The Verdict: Evaluating the fm CLI Strategy

When to Use

  • Local Tool Integration: When using Cursor, LangChain, or custom Python scripts that expect an OpenAI-compatible endpoint.
  • Privacy-First Workflows: For offline-capable applications that process sensitive text structures without sending data to third-party APIs.
  • Low-Resource Prototyping: When testing LLM-driven features on macOS without paying for cloud API keys or dealing with network latency.

When NOT to Use

  • Non-Apple Deployments: The fm CLI relies on macOS 27 and Apple Silicon hardware; it cannot run on Linux servers or Intel Macs.
  • Massive Context Windows: For tasks requiring large context windows (100k+ tokens), the local 3B model will run out of memory or suffer from performance degradation.

The Hidden Cost

  • The PCC Routing Tax: While local inference runs on-device for free, routing requests to Private Cloud Compute consumes system compute slots.
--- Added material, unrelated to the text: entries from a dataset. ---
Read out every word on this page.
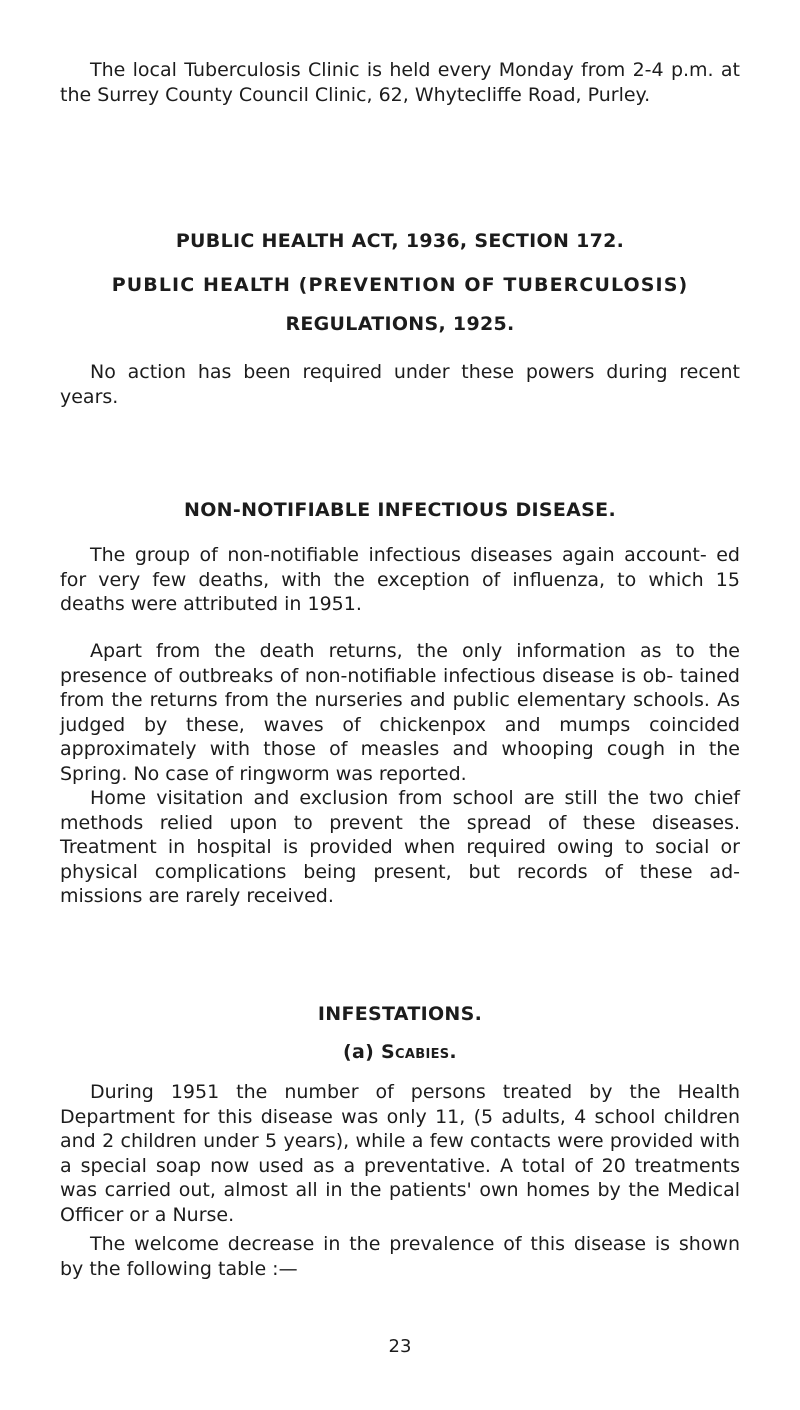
The local Tuberculosis Clinic is held every Monday from 2-4 p.m. at the Surrey County Council Clinic, 62, Whytecliffe Road, Purley.

PUBLIC HEALTH ACT, 1936, SECTION 172.
PUBLIC HEALTH (PREVENTION OF TUBERCULOSIS)
REGULATIONS, 1925.

No action has been required under these powers during recent years.

NON-NOTIFIABLE INFECTIOUS DISEASE.

The group of non-notifiable infectious diseases again account- ed for very few deaths, with the exception of influenza, to which 15 deaths were attributed in 1951.

Apart from the death returns, the only information as to the presence of outbreaks of non-notifiable infectious disease is ob- tained from the returns from the nurseries and public elementary schools. As judged by these, waves of chickenpox and mumps coincided approximately with those of measles and whooping cough in the Spring. No case of ringworm was reported.

Home visitation and exclusion from school are still the two chief methods relied upon to prevent the spread of these diseases. Treatment in hospital is provided when required owing to social or physical complications being present, but records of these ad- missions are rarely received.

INFESTATIONS.
(a) Scabies.

During 1951 the number of persons treated by the Health Department for this disease was only 11, (5 adults, 4 school children and 2 children under 5 years), while a few contacts were provided with a special soap now used as a preventative. A total of 20 treatments was carried out, almost all in the patients' own homes by the Medical Officer or a Nurse.

The welcome decrease in the prevalence of this disease is shown by the following table :—

23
During peak demand, Apple limits concurrent requests for Small Business Program members, leading to timeouts or fallback latency.
  • RAM Allocation Overhead: Running fm serve locks down ~4GB of unified system memory to keep weights resident on the ANE. On 8GB or 16GB Macs, this memory footprint can trigger swap-file thrashing, slowing down Xcode compilations and other development tools.